Shabbat is mentioned several times in the Torah in relation to many key moments in the life of the Jewish people, including the creation of the world, the Exodus from Egypt, and the building of he Tabernacle.
Rav Shimshon Rafael Hirsch observes that in the parasha of Emor, Shabbat is placed at the head of the list of the yearly festivals, which are each described as opportunities to “to be callings of holiness” - to bring extra holiness into the world and into our lives, by means of the nation declaring each festive day to be holy.
Shabbat, which introduces the “holy convocations”, stands in contrast. Shabbat is not holy because the Jewish people declare it to be so; its unique sanctity is fixed by Hashem Himself. But precisely because it is an intrinsic source of holiness, it serves as the point of origin for the holiness that the Jews bring, through their own actions, to the other festivals.

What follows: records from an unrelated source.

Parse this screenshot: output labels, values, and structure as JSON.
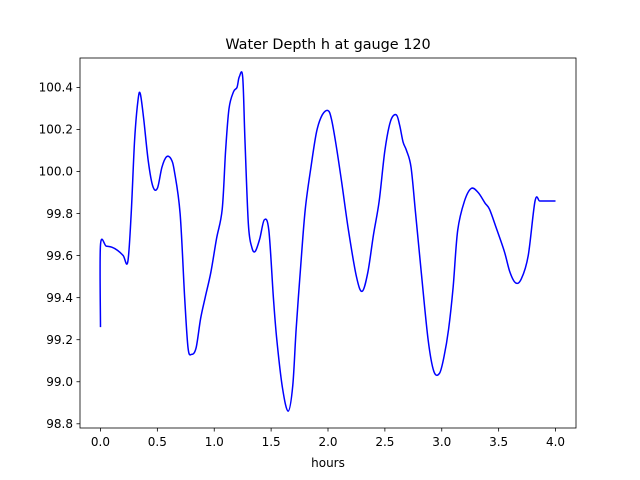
{
  "chart_data": {
    "type": "line",
    "title": "Water Depth h at gauge 120",
    "xlabel": "hours",
    "ylabel": "",
    "xlim": [
      -0.18,
      4.18
    ],
    "ylim": [
      98.78,
      100.54
    ],
    "xticks": [
      0.0,
      0.5,
      1.0,
      1.5,
      2.0,
      2.5,
      3.0,
      3.5,
      4.0
    ],
    "xtick_labels": [
      "0.0",
      "0.5",
      "1.0",
      "1.5",
      "2.0",
      "2.5",
      "3.0",
      "3.5",
      "4.0"
    ],
    "yticks": [
      98.8,
      99.0,
      99.2,
      99.4,
      99.6,
      99.8,
      100.0,
      100.2,
      100.4
    ],
    "ytick_labels": [
      "98.8",
      "99.0",
      "99.2",
      "99.4",
      "99.6",
      "99.8",
      "100.0",
      "100.2",
      "100.4"
    ],
    "grid": false,
    "series": [
      {
        "color": "#0000ff",
        "x": [
          0.0,
          0.0,
          0.05,
          0.1,
          0.15,
          0.2,
          0.24,
          0.27,
          0.3,
          0.33,
          0.35,
          0.38,
          0.42,
          0.46,
          0.5,
          0.54,
          0.58,
          0.62,
          0.65,
          0.7,
          0.74,
          0.77,
          0.8,
          0.84,
          0.88,
          0.92,
          0.97,
          1.02,
          1.07,
          1.1,
          1.13,
          1.17,
          1.2,
          1.22,
          1.25,
          1.27,
          1.3,
          1.33,
          1.36,
          1.4,
          1.44,
          1.48,
          1.52,
          1.55,
          1.6,
          1.65,
          1.69,
          1.72,
          1.76,
          1.8,
          1.85,
          1.9,
          1.95,
          2.0,
          2.03,
          2.07,
          2.12,
          2.18,
          2.25,
          2.3,
          2.35,
          2.4,
          2.45,
          2.5,
          2.55,
          2.6,
          2.63,
          2.66,
          2.69,
          2.73,
          2.77,
          2.82,
          2.88,
          2.93,
          2.98,
          3.02,
          3.06,
          3.1,
          3.14,
          3.2,
          3.26,
          3.32,
          3.38,
          3.42,
          3.48,
          3.55,
          3.6,
          3.65,
          3.7,
          3.76,
          3.82,
          3.86,
          3.9,
          3.95,
          4.0
        ],
        "y": [
          99.26,
          99.65,
          99.645,
          99.64,
          99.625,
          99.6,
          99.57,
          99.8,
          100.15,
          100.34,
          100.37,
          100.25,
          100.05,
          99.93,
          99.92,
          100.02,
          100.07,
          100.06,
          100.0,
          99.8,
          99.4,
          99.16,
          99.13,
          99.16,
          99.3,
          99.4,
          99.52,
          99.68,
          99.82,
          100.1,
          100.3,
          100.38,
          100.4,
          100.45,
          100.45,
          100.15,
          99.75,
          99.64,
          99.62,
          99.68,
          99.77,
          99.72,
          99.4,
          99.2,
          98.97,
          98.86,
          98.98,
          99.25,
          99.55,
          99.82,
          100.02,
          100.19,
          100.27,
          100.29,
          100.25,
          100.13,
          99.95,
          99.72,
          99.5,
          99.43,
          99.52,
          99.7,
          99.86,
          100.1,
          100.24,
          100.27,
          100.22,
          100.14,
          100.1,
          100.02,
          99.8,
          99.52,
          99.2,
          99.05,
          99.04,
          99.12,
          99.25,
          99.45,
          99.72,
          99.86,
          99.92,
          99.9,
          99.85,
          99.82,
          99.73,
          99.62,
          99.52,
          99.47,
          99.49,
          99.6,
          99.86,
          99.86,
          99.86,
          99.86,
          99.86
        ]
      }
    ]
  }
}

It is Shabbat, with its message that Hashem is the ruler of nature (as demonstrated by creation) and history (demonstrated by the Exodus), that makes the acknowledgement of God a reality in our lives. And it is as a result of this weekly actualisation of the message, that the Jewish people are able to then imbue the other festivals with holiness. Thus Shabbat is truly, as we say each week in Kiddush, the beginning of the festivals, “of the callings of holiness”.